12. The method of claim 11, wherein the base powder is formed by water atomization, has a carbon content in the range of 0.03 to 0.35 by weight and an oxygen content no greater than 0.5% by weight and there is no graphite admixed with the powders.

13. The method of claim 11, wherein said iron-carbon-alloy powder is formed by atomization of a ferrous based melt having dissolved carbon and comprising at least 10%
by weight of one or more elements selected from the group consisting of molybdenum, manganese, nickel, chromium and copper, said powder being sized about -200 mesh.
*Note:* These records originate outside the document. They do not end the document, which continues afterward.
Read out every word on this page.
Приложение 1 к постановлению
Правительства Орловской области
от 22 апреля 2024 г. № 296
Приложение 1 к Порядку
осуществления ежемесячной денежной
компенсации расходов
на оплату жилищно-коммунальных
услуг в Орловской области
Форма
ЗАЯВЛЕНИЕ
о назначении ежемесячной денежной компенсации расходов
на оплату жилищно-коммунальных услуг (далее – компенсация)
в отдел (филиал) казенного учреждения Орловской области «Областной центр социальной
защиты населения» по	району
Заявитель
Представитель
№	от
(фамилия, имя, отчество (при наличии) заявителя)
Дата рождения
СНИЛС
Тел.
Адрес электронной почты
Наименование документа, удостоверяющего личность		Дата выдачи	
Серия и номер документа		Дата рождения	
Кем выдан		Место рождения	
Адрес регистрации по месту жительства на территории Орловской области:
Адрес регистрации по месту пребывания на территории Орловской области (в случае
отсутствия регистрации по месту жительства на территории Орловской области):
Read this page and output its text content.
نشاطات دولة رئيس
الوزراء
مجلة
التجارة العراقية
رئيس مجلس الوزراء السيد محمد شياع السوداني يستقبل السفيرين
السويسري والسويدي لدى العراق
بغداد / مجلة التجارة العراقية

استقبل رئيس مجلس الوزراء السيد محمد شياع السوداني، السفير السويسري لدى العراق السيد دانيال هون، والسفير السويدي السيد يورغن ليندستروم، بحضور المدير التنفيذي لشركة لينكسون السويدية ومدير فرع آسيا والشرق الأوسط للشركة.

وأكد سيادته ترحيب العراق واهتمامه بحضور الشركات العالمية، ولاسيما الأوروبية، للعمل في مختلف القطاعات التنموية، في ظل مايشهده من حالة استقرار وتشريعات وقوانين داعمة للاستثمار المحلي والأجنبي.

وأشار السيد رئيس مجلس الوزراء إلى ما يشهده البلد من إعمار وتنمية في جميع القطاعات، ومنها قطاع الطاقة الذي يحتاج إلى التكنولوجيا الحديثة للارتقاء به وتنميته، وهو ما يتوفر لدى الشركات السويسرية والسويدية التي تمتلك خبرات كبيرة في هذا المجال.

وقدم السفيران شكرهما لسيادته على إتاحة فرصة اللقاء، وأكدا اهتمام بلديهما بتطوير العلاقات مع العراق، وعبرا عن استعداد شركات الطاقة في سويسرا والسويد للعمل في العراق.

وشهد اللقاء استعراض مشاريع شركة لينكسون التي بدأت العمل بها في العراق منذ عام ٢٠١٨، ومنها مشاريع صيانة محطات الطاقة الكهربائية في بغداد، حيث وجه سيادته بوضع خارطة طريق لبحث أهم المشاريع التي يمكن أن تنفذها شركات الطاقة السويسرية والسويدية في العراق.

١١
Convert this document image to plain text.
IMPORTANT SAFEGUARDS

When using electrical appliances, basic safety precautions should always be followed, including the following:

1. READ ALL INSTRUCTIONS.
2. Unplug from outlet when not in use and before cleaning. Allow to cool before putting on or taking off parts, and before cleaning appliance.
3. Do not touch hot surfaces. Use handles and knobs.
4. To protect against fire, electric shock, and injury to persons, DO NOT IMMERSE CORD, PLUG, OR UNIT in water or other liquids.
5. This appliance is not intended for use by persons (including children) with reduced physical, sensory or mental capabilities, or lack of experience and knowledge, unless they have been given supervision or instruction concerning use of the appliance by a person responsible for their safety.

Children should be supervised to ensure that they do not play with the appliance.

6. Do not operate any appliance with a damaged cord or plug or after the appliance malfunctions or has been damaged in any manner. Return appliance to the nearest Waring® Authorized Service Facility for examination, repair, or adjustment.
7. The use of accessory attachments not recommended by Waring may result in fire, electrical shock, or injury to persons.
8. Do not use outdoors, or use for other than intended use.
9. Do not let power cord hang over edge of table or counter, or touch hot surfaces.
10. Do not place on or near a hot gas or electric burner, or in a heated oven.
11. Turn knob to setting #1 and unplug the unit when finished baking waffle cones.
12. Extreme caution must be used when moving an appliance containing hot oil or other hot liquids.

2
14. A method of making powder parts, comprising:
(a) preparing a master alloy powder having the particles thereof provided with alloyed iron-carbon constituent, each particle having a thin protective coating of copper present in an amount from 0.1 to 1.5% by weight of the total master alloy powder, (b) intimately and homogeneously mechanically mixing said master alloy powder with a base iron powder having a carbon content less than 0.3% by weight carbon, said master alloy powder having a carbon content which is at least 0.5% by weight greater than that of said base iron powder, said mechanical mixture having a liquidus in the range of 2066° to 2100°F and a melting range of less than 50°F, (c) compacting said mechanical mixture to form a compact with a density of about 6.7 g/cc, and (d) sintering said compact in a protective atmosphere and at a temperature in the range of 2060 to 2100°F
2100°F.

15. The method of claim 14, wherein said sintered compact is further subjected to hot forming at a temperature no greater than 1800°F to provide a desired shape having a density substantially of 100%.

16. A sintered iron based alloy composition, comprising:
a matrix of iron-carbon particles sintered together in intimate contact, each iron-carbon particle having an interior peripheral zone containing dissolved and diffused metal alloying ingredients, said iron-carbon particles also each having an outer exterior film rich in copper and said metal alloying ingredients, and residual powder particles containing iron-carbon alloy disposed between and uniformly distributed throughout said iron-carbon matrix.

17. The composition of claim 16, which contains about 0.05% by weight copper distributed within and about said matrix particles.

18. The composition of claim 16, wherein the alloying content thereof is no less than 2% by weight, said composition exhibiting a strength of at least 70,000 psi hardness of RB 40 and a density of 6.5 to 6.6 g/cc.